Concrete example: EKS. An EKS apiserver validating OIDC id_tokens honors the token’s expiry, and those tokens are typically short — on the order of an hour. Headlamp’s frontend keeps you logged in by silently renewing the JWT in the browser (using the refresh token) on the IdP’s cadence, and writing the fresh token back. But that refresh updates the source cluster’s cookie — the refresh logic lives in pkg/auth and doesn’t know anything about broadcast targets. The sibling clusters are still holding the original token from an hour ago.

So the lived experience on EKS is:

  1. Log into cluster-a. Broadcast sets cookies for cluster-b and cluster-c. For the next ~hour, all three are reachable with one login. 🎉
  2. The id_token expires. The browser refreshes it. cluster-a sails on with the new token.
  3. cluster-b and cluster-c are still presenting the expired token → apiserver returns 401 → you’re prompted to re-login on the siblings. 😞

In other words, login-broadcast buys you roughly one token lifetime of true single-sign-on, then the siblings fall back to per-cluster login at the first refresh. On a 1-hour-expiry cluster that’s an hour of relief; the recurring friction lives at the refresh boundary, not the login boundary.

That’s why “refresh-path broadcasting” is deliberately scoped out of this PR rather than hand-waved into it: extending the broadcast to the refresh path means an API change in pkg/auth so the refresher can see the set of broadcast targets and re-stamp their cookies too. It’s the part that actually closes the loop for short-lived-token environments — and it deserves its own PR with its own review, not a quiet rider on this one.

There’s a second documented caveat: a target apiserver running with --oidc-extra-audience can require an audience that the source token doesn’t carry. The current code matches on issuer + client-id but doesn’t detect audience overrides — so it could set a cookie that the target then rejects. Today that’s documented and left to deployment configuration; a fair review ask is to detect and skip those targets rather than assume them away.

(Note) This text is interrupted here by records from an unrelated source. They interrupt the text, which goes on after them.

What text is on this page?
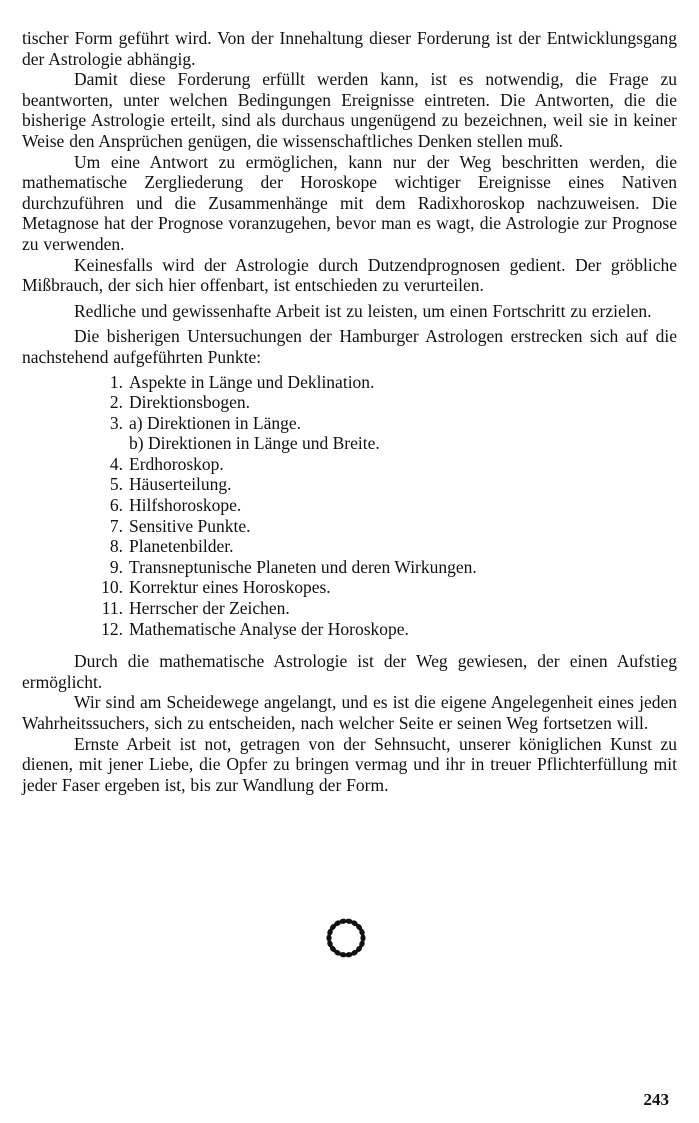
tischer Form geführt wird. Von der Innehaltung dieser Forderung ist der Entwicklungsgang der Astrologie abhängig.

Damit diese Forderung erfüllt werden kann, ist es notwendig, die Frage zu beantworten, unter welchen Bedingungen Ereignisse eintreten. Die Antworten, die die bisherige Astrologie erteilt, sind als durchaus ungenügend zu bezeichnen, weil sie in keiner Weise den Ansprüchen genügen, die wissenschaftliches Denken stellen muß.

Um eine Antwort zu ermöglichen, kann nur der Weg beschritten werden, die mathematische Zergliederung der Horoskope wichtiger Ereignisse eines Nativen durchzuführen und die Zusammenhänge mit dem Radixhoroskop nachzuweisen. Die Metagnose hat der Prognose voranzugehen, bevor man es wagt, die Astrologie zur Prognose zu verwenden.

Keinesfalls wird der Astrologie durch Dutzendprognosen gedient. Der gröbliche Mißbrauch, der sich hier offenbart, ist entschieden zu verurteilen.

Redliche und gewissenhafte Arbeit ist zu leisten, um einen Fortschritt zu erzielen.

Die bisherigen Untersuchungen der Hamburger Astrologen erstrecken sich auf die nachstehend aufgeführten Punkte:

1. Aspekte in Länge und Deklination.
2. Direktionsbogen.
3. a) Direktionen in Länge.
b) Direktionen in Länge und Breite.
4. Erdhoroskop.
5. Häuserteilung.
6. Hilfshoroskope.
7. Sensitive Punkte.
8. Planetenbilder.
9. Transneptunische Planeten und deren Wirkungen.
10. Korrektur eines Horoskopes.
11. Herrscher der Zeichen.
12. Mathematische Analyse der Horoskope.

Durch die mathematische Astrologie ist der Weg gewiesen, der einen Aufstieg ermöglicht.

Wir sind am Scheidewege angelangt, und es ist die eigene Angelegenheit eines jeden Wahrheitssuchers, sich zu entscheiden, nach welcher Seite er seinen Weg fortsetzen will.

Ernste Arbeit ist not, getragen von der Sehnsucht, unserer königlichen Kunst zu dienen, mit jener Liebe, die Opfer zu bringen vermag und ihr in treuer Pflichterfüllung mit jeder Faser ergeben ist, bis zur Wandlung der Form.

243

Two shapes of the same problem

Issue #4283 surfaced two ways to do multi-cluster auth, and they aren’t competitors — they fit different deployments:

A as an opt-in flag doesn’t preclude B; they cover different topologies. The PR says as much and offers B as a separate follow-up.

The takeaway

The lesson that generalizes past Headlamp: auth tokens are not portable by default, and OIDC makes them portable across apiservers under a precise condition — same issuer, same client-id (and watch the audience). If you ever find yourself wanting to “just reuse the token,” that triple is the checklist that tells you whether it’s safe.

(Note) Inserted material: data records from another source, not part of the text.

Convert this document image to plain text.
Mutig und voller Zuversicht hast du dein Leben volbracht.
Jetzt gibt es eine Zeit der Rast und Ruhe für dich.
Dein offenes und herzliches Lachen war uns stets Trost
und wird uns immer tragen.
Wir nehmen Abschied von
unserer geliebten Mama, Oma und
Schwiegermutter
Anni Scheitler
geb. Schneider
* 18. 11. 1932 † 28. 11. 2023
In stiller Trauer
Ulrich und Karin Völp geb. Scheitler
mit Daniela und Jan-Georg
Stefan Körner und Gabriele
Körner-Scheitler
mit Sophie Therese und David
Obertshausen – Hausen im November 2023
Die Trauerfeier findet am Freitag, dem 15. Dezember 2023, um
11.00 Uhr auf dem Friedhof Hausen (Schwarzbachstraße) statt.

And the second lesson, the one the EKS hour taught me: for any token-based SSO, the user-visible win is governed by token lifetime, not login count. A login-time optimization is the easy 80%; the refresh path is where multi-cluster SSO actually lives.

PR #5929 is a draft, opt-in, and default-off — zero behavior change for existing deployments — and I’m watching for maintainer direction on whether they want A, B, or both, and on the refresh-path follow-up. If you run Headlamp across clusters behind one IdP, the PR is the place to weigh in.